Tino Kotte ist derzeit häufiger in den Ausschüssen der Stadt zu Gast. Der Mann vom Evangelischen Kirchenkreis Barnim wirbt um Unterstützung für die neue Kleiderkammer in der Eisenbahnstraße84. Die hat sich die Versorgung von Flüchtlingen auf die Fahnen geschrieben. Doch die Zahl der Ehrenamtler nimmt ab. Kotte bittet um die Finanzierung einer halben Stelle sowie um einen Sachkostenzuschuss.
Die CDU-Fraktion scheint das Thema plötzlich für sich entdeckt zu haben. Im jüngsten Hauptausschuss hatte Danko Jur noch dafür plädiert, die städtischen Finanzen zu schonen, da Eberswalde in der Flüchtlingfrage bereits viel leiste. Nun brachte seine Fraktion zur Haushaltsdebatte im Finanzausschuss den Antrag zur Unterstützung der Kleiderkammern mit 3000Euro ein. "Alle drei gleich" stellten Jur und Dietmar Ortel klar. Das will die Fraktion nach Verwirrung im Finanzausschuss auch schriftlich präzisieren, den Antrag erneut einbringen.
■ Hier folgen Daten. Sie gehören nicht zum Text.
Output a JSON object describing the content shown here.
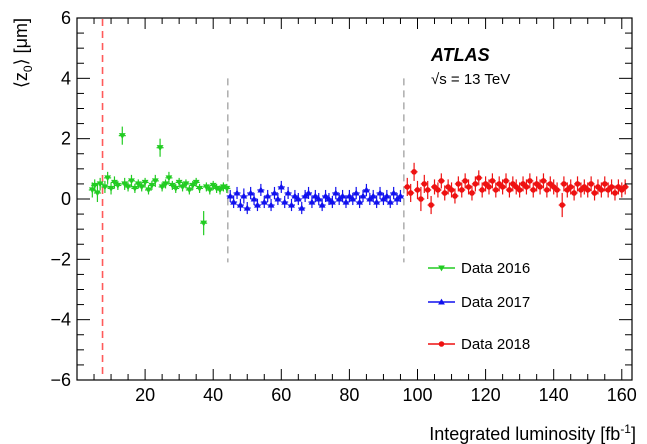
{
  "chart_data": {
    "type": "scatter",
    "xlabel": "Integrated luminosity [fb",
    "xlabel_sup": "-1",
    "xlabel_end": "]",
    "ylabel": "⟨z",
    "ylabel_sub": "0",
    "ylabel_end": "⟩ [μm]",
    "xlim": [
      0,
      163
    ],
    "ylim": [
      -6,
      6
    ],
    "x_ticks": [
      20,
      40,
      60,
      80,
      100,
      120,
      140,
      160
    ],
    "y_ticks": [
      -6,
      -4,
      -2,
      0,
      2,
      4,
      6
    ],
    "x_tick_labels": [
      "20",
      "40",
      "60",
      "80",
      "100",
      "120",
      "140",
      "160"
    ],
    "y_tick_labels": [
      "−6",
      "−4",
      "−2",
      "0",
      "2",
      "4",
      "6"
    ],
    "annotations": {
      "experiment": "ATLAS",
      "energy_sqrt": "√s",
      "energy_rest": " = 13 TeV"
    },
    "vertical_lines": [
      {
        "x": 7.5,
        "color": "#ff5a5a",
        "dashed": true,
        "full": true
      },
      {
        "x": 44.3,
        "color": "#999999",
        "dashed": true,
        "full": false
      },
      {
        "x": 96.0,
        "color": "#999999",
        "dashed": true,
        "full": false
      }
    ],
    "legend_position": "lower-right",
    "series": [
      {
        "name": "Data 2016",
        "color": "#22cc22",
        "marker": "triangle-down",
        "points": [
          {
            "x": 4.5,
            "y": 0.3,
            "err": 0.25
          },
          {
            "x": 5.2,
            "y": 0.45,
            "err": 0.2
          },
          {
            "x": 6.0,
            "y": 0.2,
            "err": 0.3
          },
          {
            "x": 6.8,
            "y": 0.5,
            "err": 0.2
          },
          {
            "x": 8.2,
            "y": 0.4,
            "err": 0.2
          },
          {
            "x": 9.0,
            "y": 0.7,
            "err": 0.2
          },
          {
            "x": 10.0,
            "y": 0.35,
            "err": 0.2
          },
          {
            "x": 11.0,
            "y": 0.55,
            "err": 0.2
          },
          {
            "x": 12.0,
            "y": 0.45,
            "err": 0.15
          },
          {
            "x": 13.3,
            "y": 2.1,
            "err": 0.3
          },
          {
            "x": 14.0,
            "y": 0.5,
            "err": 0.2
          },
          {
            "x": 15.0,
            "y": 0.4,
            "err": 0.15
          },
          {
            "x": 16.0,
            "y": 0.6,
            "err": 0.2
          },
          {
            "x": 17.0,
            "y": 0.35,
            "err": 0.15
          },
          {
            "x": 18.0,
            "y": 0.5,
            "err": 0.15
          },
          {
            "x": 19.0,
            "y": 0.4,
            "err": 0.15
          },
          {
            "x": 20.0,
            "y": 0.55,
            "err": 0.15
          },
          {
            "x": 21.0,
            "y": 0.3,
            "err": 0.15
          },
          {
            "x": 22.0,
            "y": 0.45,
            "err": 0.15
          },
          {
            "x": 23.0,
            "y": 0.6,
            "err": 0.2
          },
          {
            "x": 24.4,
            "y": 1.7,
            "err": 0.3
          },
          {
            "x": 25.0,
            "y": 0.4,
            "err": 0.15
          },
          {
            "x": 26.0,
            "y": 0.5,
            "err": 0.15
          },
          {
            "x": 27.0,
            "y": 0.7,
            "err": 0.2
          },
          {
            "x": 28.0,
            "y": 0.45,
            "err": 0.15
          },
          {
            "x": 29.0,
            "y": 0.35,
            "err": 0.15
          },
          {
            "x": 30.0,
            "y": 0.55,
            "err": 0.15
          },
          {
            "x": 31.0,
            "y": 0.4,
            "err": 0.15
          },
          {
            "x": 32.0,
            "y": 0.5,
            "err": 0.15
          },
          {
            "x": 33.0,
            "y": 0.3,
            "err": 0.15
          },
          {
            "x": 34.0,
            "y": 0.45,
            "err": 0.15
          },
          {
            "x": 35.0,
            "y": 0.55,
            "err": 0.15
          },
          {
            "x": 36.0,
            "y": 0.35,
            "err": 0.15
          },
          {
            "x": 37.2,
            "y": -0.8,
            "err": 0.4
          },
          {
            "x": 38.0,
            "y": 0.4,
            "err": 0.15
          },
          {
            "x": 39.0,
            "y": 0.3,
            "err": 0.15
          },
          {
            "x": 40.0,
            "y": 0.45,
            "err": 0.15
          },
          {
            "x": 41.0,
            "y": 0.35,
            "err": 0.15
          },
          {
            "x": 42.0,
            "y": 0.3,
            "err": 0.15
          },
          {
            "x": 43.0,
            "y": 0.4,
            "err": 0.15
          },
          {
            "x": 44.0,
            "y": 0.35,
            "err": 0.15
          }
        ]
      },
      {
        "name": "Data 2017",
        "color": "#1111ee",
        "marker": "triangle-up",
        "points": [
          {
            "x": 45.0,
            "y": 0.1,
            "err": 0.2
          },
          {
            "x": 46.0,
            "y": -0.1,
            "err": 0.2
          },
          {
            "x": 47.0,
            "y": 0.2,
            "err": 0.2
          },
          {
            "x": 48.0,
            "y": -0.2,
            "err": 0.2
          },
          {
            "x": 49.0,
            "y": 0.1,
            "err": 0.25
          },
          {
            "x": 50.0,
            "y": -0.3,
            "err": 0.2
          },
          {
            "x": 51.0,
            "y": 0.2,
            "err": 0.2
          },
          {
            "x": 52.0,
            "y": 0.0,
            "err": 0.2
          },
          {
            "x": 53.0,
            "y": -0.2,
            "err": 0.2
          },
          {
            "x": 54.0,
            "y": 0.3,
            "err": 0.2
          },
          {
            "x": 55.0,
            "y": -0.1,
            "err": 0.2
          },
          {
            "x": 56.0,
            "y": 0.1,
            "err": 0.2
          },
          {
            "x": 57.0,
            "y": -0.2,
            "err": 0.2
          },
          {
            "x": 58.0,
            "y": 0.2,
            "err": 0.2
          },
          {
            "x": 59.0,
            "y": 0.0,
            "err": 0.2
          },
          {
            "x": 60.0,
            "y": 0.4,
            "err": 0.2
          },
          {
            "x": 61.0,
            "y": -0.1,
            "err": 0.2
          },
          {
            "x": 62.0,
            "y": 0.2,
            "err": 0.2
          },
          {
            "x": 63.0,
            "y": -0.2,
            "err": 0.2
          },
          {
            "x": 64.0,
            "y": 0.1,
            "err": 0.2
          },
          {
            "x": 65.0,
            "y": 0.0,
            "err": 0.2
          },
          {
            "x": 66.0,
            "y": -0.3,
            "err": 0.2
          },
          {
            "x": 67.0,
            "y": 0.1,
            "err": 0.2
          },
          {
            "x": 68.0,
            "y": 0.2,
            "err": 0.2
          },
          {
            "x": 69.0,
            "y": -0.1,
            "err": 0.2
          },
          {
            "x": 70.0,
            "y": 0.1,
            "err": 0.2
          },
          {
            "x": 71.0,
            "y": 0.0,
            "err": 0.2
          },
          {
            "x": 72.0,
            "y": -0.2,
            "err": 0.2
          },
          {
            "x": 73.0,
            "y": 0.1,
            "err": 0.2
          },
          {
            "x": 74.0,
            "y": 0.0,
            "err": 0.2
          },
          {
            "x": 75.0,
            "y": -0.1,
            "err": 0.2
          },
          {
            "x": 76.0,
            "y": 0.2,
            "err": 0.2
          },
          {
            "x": 77.0,
            "y": 0.0,
            "err": 0.2
          },
          {
            "x": 78.0,
            "y": 0.1,
            "err": 0.2
          },
          {
            "x": 79.0,
            "y": -0.1,
            "err": 0.2
          },
          {
            "x": 80.0,
            "y": 0.1,
            "err": 0.2
          },
          {
            "x": 81.0,
            "y": 0.0,
            "err": 0.2
          },
          {
            "x": 82.0,
            "y": 0.2,
            "err": 0.2
          },
          {
            "x": 83.0,
            "y": -0.1,
            "err": 0.2
          },
          {
            "x": 84.0,
            "y": 0.1,
            "err": 0.2
          },
          {
            "x": 85.0,
            "y": 0.3,
            "err": 0.2
          },
          {
            "x": 86.0,
            "y": 0.0,
            "err": 0.2
          },
          {
            "x": 87.0,
            "y": 0.1,
            "err": 0.2
          },
          {
            "x": 88.0,
            "y": -0.1,
            "err": 0.2
          },
          {
            "x": 89.0,
            "y": 0.2,
            "err": 0.2
          },
          {
            "x": 90.0,
            "y": 0.0,
            "err": 0.2
          },
          {
            "x": 91.0,
            "y": 0.1,
            "err": 0.2
          },
          {
            "x": 92.0,
            "y": -0.1,
            "err": 0.2
          },
          {
            "x": 93.0,
            "y": 0.2,
            "err": 0.2
          },
          {
            "x": 94.0,
            "y": 0.0,
            "err": 0.2
          },
          {
            "x": 95.0,
            "y": 0.1,
            "err": 0.2
          }
        ]
      },
      {
        "name": "Data 2018",
        "color": "#ee1111",
        "marker": "circle",
        "points": [
          {
            "x": 97.0,
            "y": 0.4,
            "err": 0.3
          },
          {
            "x": 98.0,
            "y": 0.2,
            "err": 0.3
          },
          {
            "x": 99.0,
            "y": 0.9,
            "err": 0.3
          },
          {
            "x": 100.0,
            "y": 0.3,
            "err": 0.3
          },
          {
            "x": 101.0,
            "y": 0.0,
            "err": 0.4
          },
          {
            "x": 102.0,
            "y": 0.5,
            "err": 0.3
          },
          {
            "x": 103.0,
            "y": 0.3,
            "err": 0.3
          },
          {
            "x": 104.0,
            "y": -0.2,
            "err": 0.3
          },
          {
            "x": 105.0,
            "y": 0.4,
            "err": 0.25
          },
          {
            "x": 106.0,
            "y": 0.3,
            "err": 0.25
          },
          {
            "x": 107.0,
            "y": 0.6,
            "err": 0.25
          },
          {
            "x": 108.0,
            "y": 0.2,
            "err": 0.25
          },
          {
            "x": 109.0,
            "y": 0.4,
            "err": 0.25
          },
          {
            "x": 110.0,
            "y": 0.3,
            "err": 0.25
          },
          {
            "x": 111.0,
            "y": 0.1,
            "err": 0.25
          },
          {
            "x": 112.0,
            "y": 0.5,
            "err": 0.25
          },
          {
            "x": 113.0,
            "y": 0.3,
            "err": 0.25
          },
          {
            "x": 114.0,
            "y": 0.6,
            "err": 0.25
          },
          {
            "x": 115.0,
            "y": 0.4,
            "err": 0.25
          },
          {
            "x": 116.0,
            "y": 0.2,
            "err": 0.25
          },
          {
            "x": 117.0,
            "y": 0.5,
            "err": 0.25
          },
          {
            "x": 118.0,
            "y": 0.7,
            "err": 0.25
          },
          {
            "x": 119.0,
            "y": 0.3,
            "err": 0.25
          },
          {
            "x": 120.0,
            "y": 0.5,
            "err": 0.25
          },
          {
            "x": 121.0,
            "y": 0.4,
            "err": 0.25
          },
          {
            "x": 122.0,
            "y": 0.6,
            "err": 0.25
          },
          {
            "x": 123.0,
            "y": 0.3,
            "err": 0.25
          },
          {
            "x": 124.0,
            "y": 0.5,
            "err": 0.25
          },
          {
            "x": 125.0,
            "y": 0.4,
            "err": 0.25
          },
          {
            "x": 126.0,
            "y": 0.6,
            "err": 0.25
          },
          {
            "x": 127.0,
            "y": 0.3,
            "err": 0.25
          },
          {
            "x": 128.0,
            "y": 0.5,
            "err": 0.25
          },
          {
            "x": 129.0,
            "y": 0.4,
            "err": 0.25
          },
          {
            "x": 130.0,
            "y": 0.3,
            "err": 0.25
          },
          {
            "x": 131.0,
            "y": 0.5,
            "err": 0.25
          },
          {
            "x": 132.0,
            "y": 0.4,
            "err": 0.25
          },
          {
            "x": 133.0,
            "y": 0.6,
            "err": 0.25
          },
          {
            "x": 134.0,
            "y": 0.3,
            "err": 0.25
          },
          {
            "x": 135.0,
            "y": 0.5,
            "err": 0.25
          },
          {
            "x": 136.0,
            "y": 0.4,
            "err": 0.25
          },
          {
            "x": 137.0,
            "y": 0.6,
            "err": 0.25
          },
          {
            "x": 138.0,
            "y": 0.3,
            "err": 0.25
          },
          {
            "x": 139.0,
            "y": 0.5,
            "err": 0.25
          },
          {
            "x": 140.0,
            "y": 0.4,
            "err": 0.25
          },
          {
            "x": 141.0,
            "y": 0.3,
            "err": 0.25
          },
          {
            "x": 142.5,
            "y": -0.2,
            "err": 0.4
          },
          {
            "x": 143.0,
            "y": 0.5,
            "err": 0.25
          },
          {
            "x": 144.0,
            "y": 0.3,
            "err": 0.25
          },
          {
            "x": 145.0,
            "y": 0.4,
            "err": 0.25
          },
          {
            "x": 146.0,
            "y": 0.2,
            "err": 0.25
          },
          {
            "x": 147.0,
            "y": 0.5,
            "err": 0.25
          },
          {
            "x": 148.0,
            "y": 0.3,
            "err": 0.25
          },
          {
            "x": 149.0,
            "y": 0.4,
            "err": 0.25
          },
          {
            "x": 150.0,
            "y": 0.3,
            "err": 0.25
          },
          {
            "x": 151.0,
            "y": 0.5,
            "err": 0.25
          },
          {
            "x": 152.0,
            "y": 0.2,
            "err": 0.25
          },
          {
            "x": 153.0,
            "y": 0.4,
            "err": 0.25
          },
          {
            "x": 154.0,
            "y": 0.3,
            "err": 0.25
          },
          {
            "x": 155.0,
            "y": 0.5,
            "err": 0.25
          },
          {
            "x": 156.0,
            "y": 0.3,
            "err": 0.25
          },
          {
            "x": 157.0,
            "y": 0.4,
            "err": 0.25
          },
          {
            "x": 158.0,
            "y": 0.2,
            "err": 0.25
          },
          {
            "x": 159.0,
            "y": 0.4,
            "err": 0.25
          },
          {
            "x": 160.0,
            "y": 0.3,
            "err": 0.25
          },
          {
            "x": 161.0,
            "y": 0.4,
            "err": 0.25
          }
        ]
      }
    ]
  }
}
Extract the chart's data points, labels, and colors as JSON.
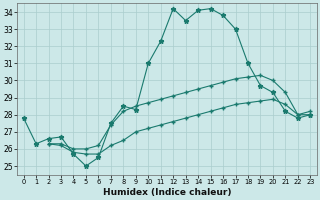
{
  "xlabel": "Humidex (Indice chaleur)",
  "xlim": [
    -0.5,
    23.5
  ],
  "ylim": [
    24.5,
    34.5
  ],
  "xticks": [
    0,
    1,
    2,
    3,
    4,
    5,
    6,
    7,
    8,
    9,
    10,
    11,
    12,
    13,
    14,
    15,
    16,
    17,
    18,
    19,
    20,
    21,
    22,
    23
  ],
  "yticks": [
    25,
    26,
    27,
    28,
    29,
    30,
    31,
    32,
    33,
    34
  ],
  "bg_color": "#cce8e8",
  "line_color": "#1a7a6e",
  "grid_color": "#aacece",
  "line1_x": [
    0,
    1,
    2,
    3,
    4,
    5,
    6,
    7,
    8,
    9,
    10,
    11,
    12,
    13,
    14,
    15,
    16,
    17,
    18,
    19,
    20,
    21,
    22,
    23
  ],
  "line1_y": [
    27.8,
    26.3,
    26.6,
    26.7,
    25.7,
    25.0,
    25.5,
    27.5,
    28.5,
    28.3,
    31.0,
    32.3,
    34.2,
    33.5,
    34.1,
    34.2,
    33.8,
    33.0,
    31.0,
    29.7,
    29.3,
    28.2,
    27.8,
    28.0
  ],
  "line2_x": [
    2,
    3,
    4,
    5,
    6,
    7,
    8,
    9,
    10,
    11,
    12,
    13,
    14,
    15,
    16,
    17,
    18,
    19,
    20,
    21,
    22,
    23
  ],
  "line2_y": [
    26.3,
    26.3,
    26.0,
    26.0,
    26.2,
    27.4,
    28.2,
    28.5,
    28.7,
    28.9,
    29.1,
    29.3,
    29.5,
    29.7,
    29.9,
    30.1,
    30.2,
    30.3,
    30.0,
    29.3,
    28.0,
    28.2
  ],
  "line3_x": [
    2,
    3,
    4,
    5,
    6,
    7,
    8,
    9,
    10,
    11,
    12,
    13,
    14,
    15,
    16,
    17,
    18,
    19,
    20,
    21,
    22,
    23
  ],
  "line3_y": [
    26.3,
    26.2,
    25.8,
    25.7,
    25.7,
    26.2,
    26.5,
    27.0,
    27.2,
    27.4,
    27.6,
    27.8,
    28.0,
    28.2,
    28.4,
    28.6,
    28.7,
    28.8,
    28.9,
    28.6,
    28.0,
    28.0
  ]
}
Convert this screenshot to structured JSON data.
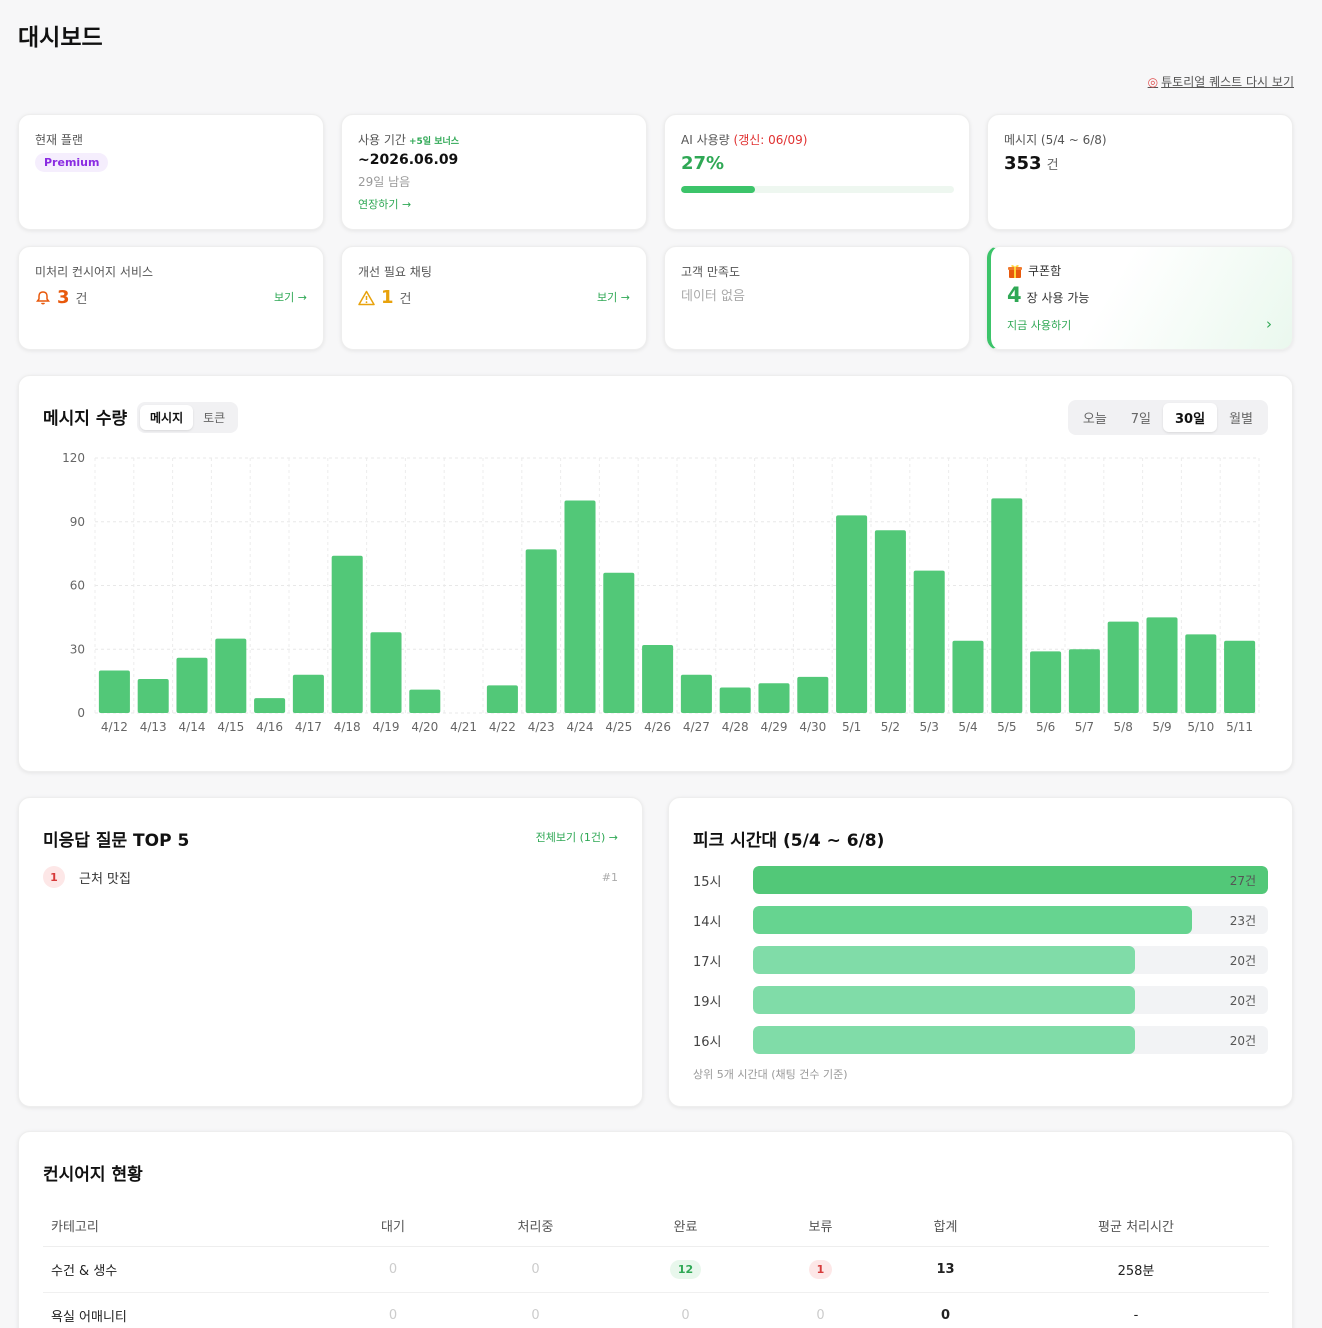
{
  "page": {
    "title": "대시보드",
    "tutorial_link": "튜토리얼 퀘스트 다시 보기"
  },
  "stats": {
    "plan": {
      "label": "현재 플랜",
      "value": "Premium"
    },
    "period": {
      "label": "사용 기간",
      "bonus": "+5일 보너스",
      "date": "~2026.06.09",
      "remaining": "29일 남음",
      "action": "연장하기 →"
    },
    "ai_usage": {
      "label": "AI 사용량",
      "renew": "(갱신: 06/09)",
      "percent_text": "27%",
      "percent": 27
    },
    "messages": {
      "label": "메시지 (5/4 ~ 6/8)",
      "count": "353",
      "unit": "건"
    },
    "concierge": {
      "label": "미처리 컨시어지 서비스",
      "count": "3",
      "unit": "건",
      "link": "보기 →"
    },
    "chats": {
      "label": "개선 필요 채팅",
      "count": "1",
      "unit": "건",
      "link": "보기 →"
    },
    "satisfaction": {
      "label": "고객 만족도",
      "empty": "데이터 없음"
    },
    "coupon": {
      "label": "쿠폰함",
      "count": "4",
      "unit": "장 사용 가능",
      "action": "지금 사용하기"
    }
  },
  "message_chart": {
    "title": "메시지 수량",
    "toggle": [
      "메시지",
      "토큰"
    ],
    "toggle_active": 0,
    "ranges": [
      "오늘",
      "7일",
      "30일",
      "월별"
    ],
    "range_active": 2
  },
  "chart_data": {
    "type": "bar",
    "categories": [
      "4/12",
      "4/13",
      "4/14",
      "4/15",
      "4/16",
      "4/17",
      "4/18",
      "4/19",
      "4/20",
      "4/21",
      "4/22",
      "4/23",
      "4/24",
      "4/25",
      "4/26",
      "4/27",
      "4/28",
      "4/29",
      "4/30",
      "5/1",
      "5/2",
      "5/3",
      "5/4",
      "5/5",
      "5/6",
      "5/7",
      "5/8",
      "5/9",
      "5/10",
      "5/11"
    ],
    "values": [
      20,
      16,
      26,
      35,
      7,
      18,
      74,
      38,
      11,
      0,
      13,
      77,
      100,
      66,
      32,
      18,
      12,
      14,
      17,
      93,
      86,
      67,
      34,
      101,
      29,
      30,
      43,
      45,
      37,
      34
    ],
    "yticks": [
      0,
      30,
      60,
      90,
      120
    ],
    "ylim": [
      0,
      120
    ],
    "color": "#52c878",
    "grid": true
  },
  "questions": {
    "title": "미응답 질문 TOP 5",
    "view_all": "전체보기 (1건) →",
    "items": [
      {
        "rank": "1",
        "text": "근처 맛집",
        "tag": "#1"
      }
    ]
  },
  "peak": {
    "title": "피크 시간대 (5/4 ~ 6/8)",
    "items": [
      {
        "label": "15시",
        "value": "27건",
        "ratio": 1.0,
        "color": "#52c878"
      },
      {
        "label": "14시",
        "value": "23건",
        "ratio": 0.852,
        "color": "#66d490"
      },
      {
        "label": "17시",
        "value": "20건",
        "ratio": 0.741,
        "color": "#80dca8"
      },
      {
        "label": "19시",
        "value": "20건",
        "ratio": 0.741,
        "color": "#80dca8"
      },
      {
        "label": "16시",
        "value": "20건",
        "ratio": 0.741,
        "color": "#80dca8"
      }
    ],
    "note": "상위 5개 시간대 (채팅 건수 기준)"
  },
  "concierge_table": {
    "title": "컨시어지 현황",
    "headers": [
      "카테고리",
      "대기",
      "처리중",
      "완료",
      "보류",
      "합계",
      "평균 처리시간"
    ],
    "rows": [
      {
        "category": "수건 & 생수",
        "waiting": "0",
        "processing": "0",
        "done": "12",
        "hold": "1",
        "total": "13",
        "avg": "258분"
      },
      {
        "category": "욕실 어매니티",
        "waiting": "0",
        "processing": "0",
        "done": "0",
        "hold": "0",
        "total": "0",
        "avg": "-"
      }
    ]
  }
}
Die Tatsache, dass Eberswalde mehr als eine Kleiderkammer beheimatet, war bereits vor einem Monat im Hauptausschuss zur Sprache gebracht worden. Dort war es Carsten Zinn (Alternatives Wählerbündnis Eberswalde), der vermutete, dass diese bereits Unterstützung aus der Stadtkasse erhalten. Tatsächlich werden außer in der Eisenbahnstraße noch an drei weiteren Standorten Altkleider gesammelt und ausgegeben. Das Deutsche Rote Kreuz betreibt seine Kleiderstube in der Wilhelmstraße 34. Der Arbeitslosenverband sammelt, sortiert und verkauft die Textilspenden gleich an zwei Standorten: im Brandenburgischen Viertel, Havellandstraße15, und in der Bergerstraße95. An allen Stellen seien Flüchtlinge willkommen, betonen sowohl DRK als auch ALV. Diese würden das Angebot bereits nutzen. "Da gibt es keine Schwierigkeiten", sagt Kerstin Mustafic, Leiterin des Arbeitslosenservice Eberswalde. Auch, dass für die Sachen eine kleine Spende verlangt werde, verstünden die meisten. Konkurrenz gibt es unter den verschiedenen Träger nicht. Im Gegenteil. Den Bedürftigen werde sogar geraten, die jeweils anderen Kleiderkammern aufzusuchen, falls sie in einer nicht fündig werden. "Das, was die Kirchengemeinde in der Eisenbahnstraße macht, ist eine tolle Sache", sagt Kerstin Felletschin, Ehrenamtskoordinatorin beim DRK, über die neu hinzugekommene Kammer.
Dass die alteingesessenenen Sammelstellen aus dem Stadthaushalt bezuschusst werden, stimmt allerdings nicht. "Es gibt keine regelmäßigen Zahlungen", sagt Sozialdezernent Bellay Gatzlaff auf Nachfrage der MOZ. Im Rathaus werde bereits nach einer Lösung für die Eisenbahnstraße gesucht, verriet er. Die Stadt wolle bei der Vermittlung eines Bundesfreiwilligendienstleistenden helfen.
Offen ist bisher, woher das Geld für den von der CDU angedachten Sachkostenzuschuss kommen soll. Im Finanzausschuss wurde erneut auf den mit 40000Euro bespickten Topf "Eberswalde handelt" verwiesen, der extra für die Flüchtlingshilfe aufgelegt wurde. So plädierte der sachkundige Einwohner Gerd Markmann dafür, bei diesem Thema nicht zusätzlich in die Kasse zu greifen. Der neue Fonds sollte genutzt werden.
"Gucken wir mal", sagt Sozialdezernent Gatzlaff. Ob die Kleiderkammern mit dem Geld aus dem Nofhilfetopf bezuschusst werden können, obliege letztlich den Stadtverordneten. Allgemein genug formuliert ist der Verwendungszweck für die 40000Euro womöglich. "Zur Minimierung unzumutbarer Härten und vermeidbarer Belastungen sowohl für Flüchtlinge, Asylbewerber als auch für die Eberswalder Bevölkerung, die zuständigen Behörden bei der Unterbringung, Versorgung und Integration von Flüchtlingen bzw. Asylbewerbern zu unterstützen", heißt es im Papier wörtlich.